Regardless, instead of thinking about all the anguish and anxiety that led to today’s meltdown, I’m going to focus on the goodness that came from it. My parents got to feel like parents today, not the aging mom and dad with medical problems that they’ve felt like for the past couple of years. I reached out to a friend, and they listened and supported me with love and flowers. That’s goodness of the highest order. That’s the kind of goodness that will carry me into tomorrow and beyond.

Hammock Therapy

My happy place.

I’ve had an affection for hammocks ever since my parents bought one at Pawley’s Island when I was a little girl. For those who don’t know hammock history, this is like going to Jerusalem for holy water for your baby’s baptism. Pawley’s Island is where the real deal hammocks are made by hand by people who have names. You can watch them make hammocks. Novel, I know.

Anyway, my parents bought one for the gazebo at their lake house, and I’ve been swinging in it ever since. No, the one pictured is not THE hammock. This is the spare that I use at my home, but please note that it also is a Pawley’s Island Hammock because although I’ll buy the no-name brand for some items (think cough syrup), I’m completely top drawer when it comes to hammocks.

Any time I can lounge in a hammock with a book is a wink of goodness, and today was such a day. For almost a week, our area has been plagued by rain. Not just water, but lots of it combined with cold temperatures. For someone like me who operates on solar power, this is a complete nightmare.

So this morning when we were sitting in church, and I noticed a beam of light shining on my husband’s face via a stained glass window, I looked to the window and saw the sun. I immediately began plotting my hammock time. Some people would have thought that God was selecting my husband for an important task if they had seen that same beam of light. Not me. I was counting down the minutes until I could go home, change into my shorts and set up the hammock in the yard.

After feeding the kids lunch and straightening up the house, I went to the shed to fetch the hammock. I hadn’t seen it in months, so you can imagine how excited the hammock and I were to reunite. I set it up, grabbed a pillow, my book and my sunglasses and collapsed on my old friend. I fluctuated between napping and reading, napping and reading. What two things are better to do? Really.

Our cats, Jefferson and Hamilton, would peek through the bottom of the hammock to see what mommy was so happy about it.

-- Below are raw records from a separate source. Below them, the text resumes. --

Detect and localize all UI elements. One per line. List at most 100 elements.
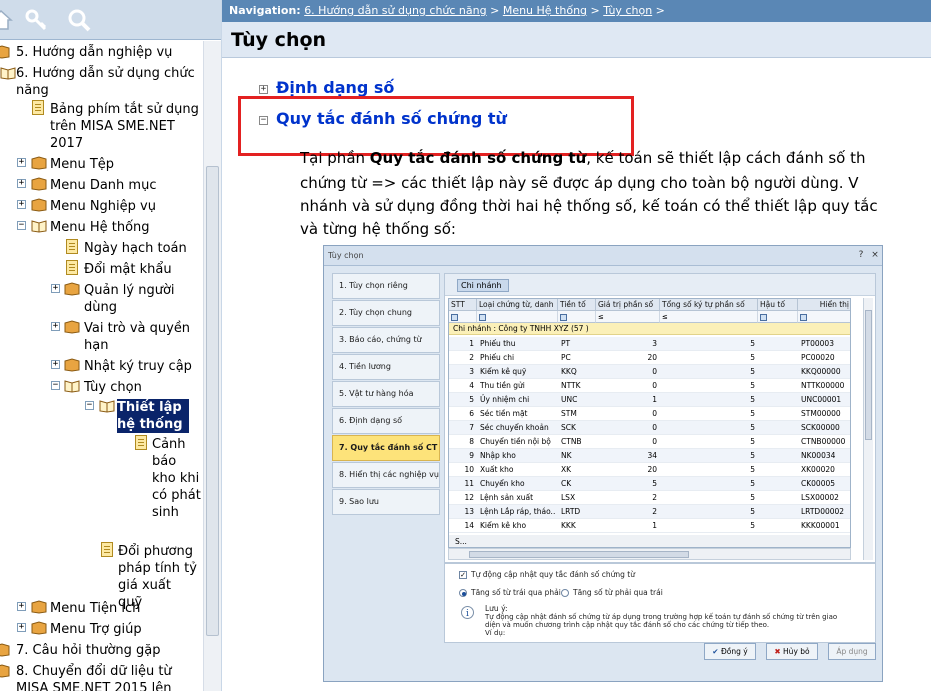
table-cell: 9 [469,451,474,460]
column-header: Loại chứng từ, danh [477,299,558,311]
table-cell: NK00034 [801,451,836,460]
radio-selected-icon [459,589,467,597]
dialog-menu-item-active: 7. Quy tắc đánh số CT [332,435,440,461]
tree-item-roles[interactable]: Vai trò và quyền hạn [84,320,194,354]
tree-item-menu-system[interactable]: Menu Hệ thống [50,219,200,236]
open-book-icon [0,66,16,80]
auto-update-label: Tự động cập nhật quy tắc đánh số chứng t… [471,570,635,579]
tree-item-menu-catalog[interactable]: Menu Danh mục [50,177,200,194]
table-cell: Nhập kho [480,451,516,460]
table-cell: 3 [469,367,474,376]
radio-icon [561,589,569,597]
expand-icon[interactable]: + [17,158,26,167]
cancel-button: ✖ Hủy bỏ [766,643,818,660]
search-icon[interactable] [66,7,92,33]
table-cell: Phiếu chi [480,353,515,362]
paragraph-line: và từng hệ thống số: [300,220,456,238]
table-cell: UNC [561,395,578,404]
tree-item-menu-utilities[interactable]: Menu Tiện ích [50,600,200,617]
note-title: Lưu ý: [485,604,508,613]
collapse-icon[interactable]: − [85,401,94,410]
breadcrumb-prefix: Navigation: [229,4,301,17]
table-cell: STM00000 [801,409,841,418]
home-icon[interactable] [0,7,14,33]
dialog-menu-item: 3. Báo cáo, chứng từ [332,327,440,353]
filter-icon [451,313,458,321]
table-cell: PC [561,353,571,362]
table-cell: CTNB [561,437,582,446]
tree-item-posting-date[interactable]: Ngày hạch toán [84,240,203,257]
table-cell: Séc chuyển khoản [480,423,549,432]
tree-item-menu-file[interactable]: Menu Tệp [50,156,200,173]
table-cell: Lệnh sản xuất [480,493,534,502]
table-cell: STM [561,409,577,418]
filter-cell [758,311,798,323]
tree-item-guide-business[interactable]: 5. Hướng dẫn nghiệp vụ [16,44,203,61]
table-cell: Phiếu thu [480,339,516,348]
open-book-icon [64,379,80,393]
column-header: STT [449,299,477,311]
table-row: 1 Phiếu thu PT 3 5 PT00003 [449,337,850,351]
breadcrumb-link-system[interactable]: Menu Hệ thống [503,4,587,17]
key-icon[interactable] [24,7,50,33]
breadcrumb-link-functions[interactable]: 6. Hướng dẫn sử dụng chức năng [304,4,486,17]
tree-item-faq[interactable]: 7. Câu hỏi thường gặp [16,642,203,659]
column-header: Giá trị phần số [596,299,660,311]
table-cell: 3 [652,339,657,348]
table-cell: 5 [750,367,755,376]
breadcrumb-link-options[interactable]: Tùy chọn [603,4,652,17]
expand-icon[interactable]: + [17,602,26,611]
expand-icon[interactable]: + [259,85,268,94]
tree-item-menu-help[interactable]: Menu Trợ giúp [50,621,200,638]
filter-cell: ≤ [596,311,660,323]
expand-icon[interactable]: + [51,360,60,369]
apply-button: Áp dụng [828,643,876,660]
table-cell: 1 [652,521,657,530]
dialog-menu-item: 8. Hiển thị các nghiệp vụ [332,462,440,488]
table-cell: 20 [647,353,657,362]
table-row: 7 Séc chuyển khoản SCK 0 5 SCK00000 [449,421,850,435]
radio-right-to-left-label: Tăng số từ phải qua trái [573,588,663,597]
breadcrumb: Navigation: 6. Hướng dẫn sử dụng chức nă… [222,0,931,22]
table-cell: CTNB00000 [801,437,846,446]
toc-scrollbar[interactable] [203,41,221,691]
tree-item-user-management[interactable]: Quản lý người dùng [84,282,194,316]
filter-icon [800,313,807,321]
expand-icon[interactable]: + [51,322,60,331]
table-cell: KKQ [561,367,577,376]
tree-item-menu-business[interactable]: Menu Nghiệp vụ [50,198,200,215]
collapse-icon[interactable]: − [51,381,60,390]
tree-item-guide-functions[interactable]: 6. Hướng dẫn sử dụng chức năng [16,65,196,99]
expand-icon[interactable]: + [17,623,26,632]
filter-icon [560,313,567,321]
dialog-menu: 1. Tùy chọn riêng 2. Tùy chọn chung 3. B… [332,273,440,518]
note-text: Tự động cập nhật đánh số chứng từ áp dụn… [485,613,838,621]
dialog-menu-item: 1. Tùy chọn riêng [332,273,440,299]
table-cell: KKK00001 [801,521,840,530]
expand-icon[interactable]: + [17,200,26,209]
table-cell: PT00003 [801,339,834,348]
table-cell: 12 [464,493,474,502]
svg-text:i: i [466,609,469,619]
tree-item-options[interactable]: Tùy chọn [84,379,199,396]
page-icon [32,100,44,115]
expand-icon[interactable]: + [51,284,60,293]
book-icon [31,156,47,170]
footer-row: S... [449,535,850,547]
collapse-icon[interactable]: − [17,221,26,230]
table-cell: 5 [750,339,755,348]
book-icon [31,621,47,635]
book-icon [31,600,47,614]
tree-item-stock-warning[interactable]: Cảnh báo kho khi có phát sinh [152,436,202,521]
tree-item-access-log[interactable]: Nhật ký truy cập [84,358,199,375]
tree-item-change-password[interactable]: Đổi mật khẩu [84,261,203,278]
expand-icon[interactable]: + [17,179,26,188]
table-cell: Kiểm kê quỹ [480,367,527,376]
scrollbar-thumb[interactable] [206,166,219,636]
table-cell: 0 [652,409,657,418]
tree-item-shortcuts[interactable]: Bảng phím tắt sử dụng trên MISA SME.NET … [50,101,200,152]
tree-item-system-setup-selected[interactable]: Thiết lập hệ thống [117,399,189,433]
tree-item-data-conversion[interactable]: 8. Chuyển đổi dữ liệu từ MISA SME.NET 20… [16,663,200,691]
dialog-menu-item: 6. Định dạng số [332,408,440,434]
book-icon [31,198,47,212]
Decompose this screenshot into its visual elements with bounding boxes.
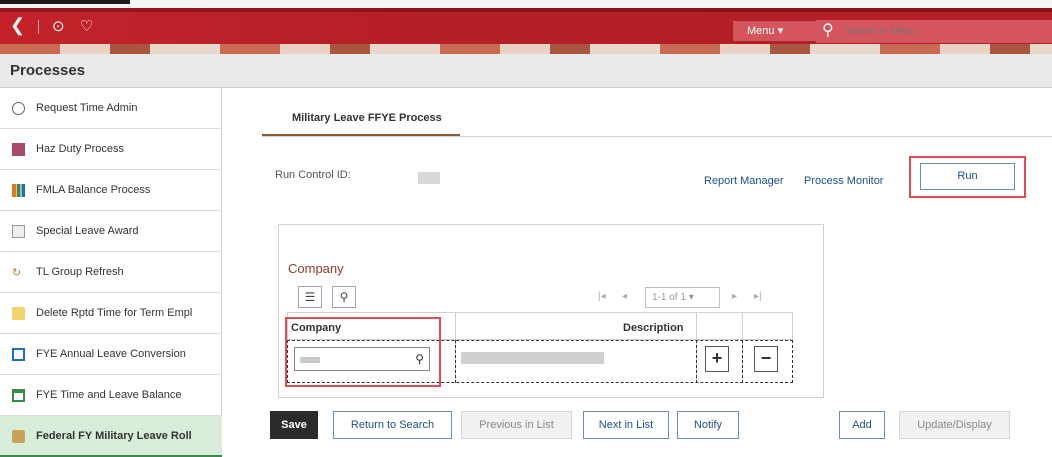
title-bar: Processes <box>0 54 1052 88</box>
sidebar-item-label: Federal FY Military Leave Roll <box>36 430 192 442</box>
sidebar-item-tl-group-refresh[interactable]: ↻ TL Group Refresh <box>0 252 222 293</box>
delete-row-button[interactable]: − <box>754 346 778 372</box>
update-display-button[interactable]: Update/Display <box>899 411 1010 439</box>
page-title: Processes <box>10 62 86 79</box>
menu-search-input[interactable] <box>846 24 1046 38</box>
process-monitor-link[interactable]: Process Monitor <box>804 175 883 187</box>
header-bar: ❮ ⊙ ♡ Menu ▾ ⚲ <box>0 8 1052 44</box>
search-icon[interactable]: ⚲ <box>822 20 834 40</box>
folder-icon <box>12 430 25 443</box>
previous-in-list-button[interactable]: Previous in List <box>461 411 572 439</box>
sidebar-item-federal-fy-military-leave-roll[interactable]: Federal FY Military Leave Roll <box>0 416 222 457</box>
sidebar-item-special-leave-award[interactable]: Special Leave Award <box>0 211 222 252</box>
save-button[interactable]: Save <box>270 411 318 439</box>
sidebar-item-label: Haz Duty Process <box>36 143 125 155</box>
description-value <box>461 352 604 364</box>
sidebar-item-fmla-balance-process[interactable]: FMLA Balance Process <box>0 170 222 211</box>
first-page-icon[interactable]: |◂ <box>598 291 606 302</box>
report-icon <box>12 143 25 156</box>
calendar-icon <box>12 389 25 402</box>
back-icon[interactable]: ❮ <box>10 16 25 34</box>
cell-divider <box>455 340 456 383</box>
sidebar-item-delete-rptd-time[interactable]: Delete Rptd Time for Term Empl <box>0 293 222 334</box>
next-in-list-button[interactable]: Next in List <box>583 411 669 439</box>
sidebar: Request Time Admin Haz Duty Process FMLA… <box>0 88 222 457</box>
tab-divider <box>262 136 1052 137</box>
previous-page-icon[interactable]: ◂ <box>622 291 627 302</box>
recent-history-icon[interactable]: ⊙ <box>52 18 65 36</box>
sidebar-item-label: Special Leave Award <box>36 225 139 237</box>
sidebar-item-haz-duty-process[interactable]: Haz Duty Process <box>0 129 222 170</box>
favorites-heart-icon[interactable]: ♡ <box>80 18 93 36</box>
add-button[interactable]: Add <box>839 411 885 439</box>
clock-icon <box>12 102 25 115</box>
report-manager-link[interactable]: Report Manager <box>704 175 784 187</box>
run-control-label: Run Control ID: <box>275 169 351 181</box>
notify-button[interactable]: Notify <box>677 411 739 439</box>
page-range-select[interactable]: 1-1 of 1 ▾ <box>645 287 720 308</box>
sidebar-item-fye-annual-leave-conversion[interactable]: FYE Annual Leave Conversion <box>0 334 222 375</box>
sidebar-item-label: Delete Rptd Time for Term Empl <box>36 307 193 319</box>
header-decorative-banner <box>0 44 1052 54</box>
award-icon <box>12 225 25 238</box>
company-value <box>300 357 320 363</box>
personalize-grid-icon[interactable]: ☰ <box>298 286 322 308</box>
cell-divider <box>742 340 743 383</box>
company-input[interactable]: ⚲ <box>294 347 430 371</box>
grid-title: Company <box>288 261 344 276</box>
delete-time-icon <box>12 307 25 320</box>
run-control-value <box>418 172 440 184</box>
bar-chart-icon <box>12 184 25 197</box>
sidebar-item-label: FYE Annual Leave Conversion <box>36 348 186 360</box>
sidebar-item-label: Request Time Admin <box>36 102 138 114</box>
calendar-convert-icon <box>12 348 25 361</box>
sidebar-item-label: FMLA Balance Process <box>36 184 151 196</box>
run-button[interactable]: Run <box>920 163 1015 190</box>
sidebar-item-fye-time-and-leave-balance[interactable]: FYE Time and Leave Balance <box>0 375 222 416</box>
sidebar-item-label: FYE Time and Leave Balance <box>36 389 182 401</box>
top-strip <box>0 0 1052 8</box>
lookup-search-icon[interactable]: ⚲ <box>415 352 424 366</box>
sidebar-item-request-time-admin[interactable]: Request Time Admin <box>0 88 222 129</box>
grid-search-icon[interactable]: ⚲ <box>332 286 356 308</box>
sidebar-item-label: TL Group Refresh <box>36 266 124 278</box>
refresh-icon: ↻ <box>12 267 22 279</box>
menu-button[interactable]: Menu ▾ <box>733 21 816 41</box>
next-page-icon[interactable]: ▸ <box>732 291 737 302</box>
cell-divider <box>696 340 697 383</box>
tab-military-leave-ffye-process[interactable]: Military Leave FFYE Process <box>262 101 460 134</box>
return-to-search-button[interactable]: Return to Search <box>333 411 452 439</box>
header-divider <box>38 20 39 34</box>
column-header-description: Description <box>623 322 684 334</box>
add-row-button[interactable]: + <box>705 346 729 372</box>
last-page-icon[interactable]: ▸| <box>754 291 762 302</box>
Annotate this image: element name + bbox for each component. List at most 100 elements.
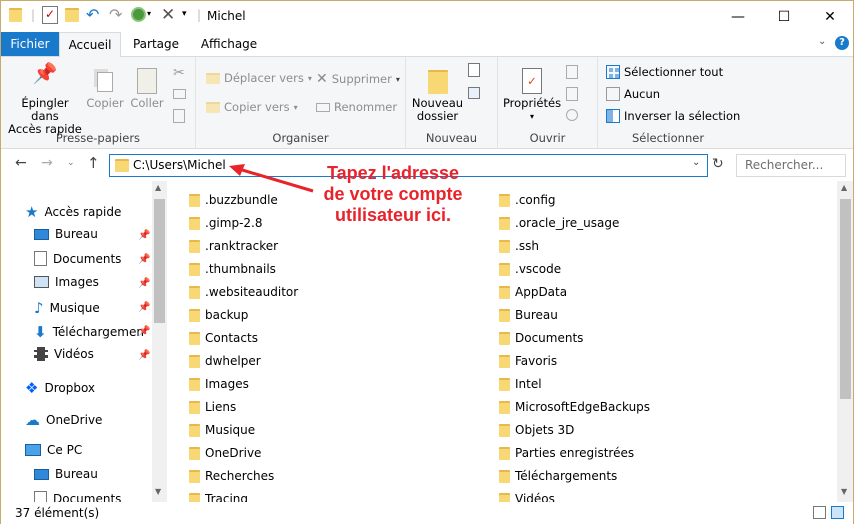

I picked Hamilton up and tried to coax him into cuddling with me on the hammock (complete nirvana in my book), but he preferred to sit beside me in an attempt to thwart any stress or discomfort that tried to enter into my personal space.

As I was lying in my state of grace, I let the sun drench my body. I couldn’t soak enough of it in. For a few minutes, a giant cloud eclipsed the sun, and it became chilly. I just continued lying there waiting for the sun to come back because I knew that it would, and I knew how wonderful it would feel to be drenched by it again.

I have no idea what tomorrow’s forecast is going to be. I could look it up, but I don’t want to spoil what I’ve got going on right now. Right now the sun is shining, my hammock is waiting for me and all is right with the world.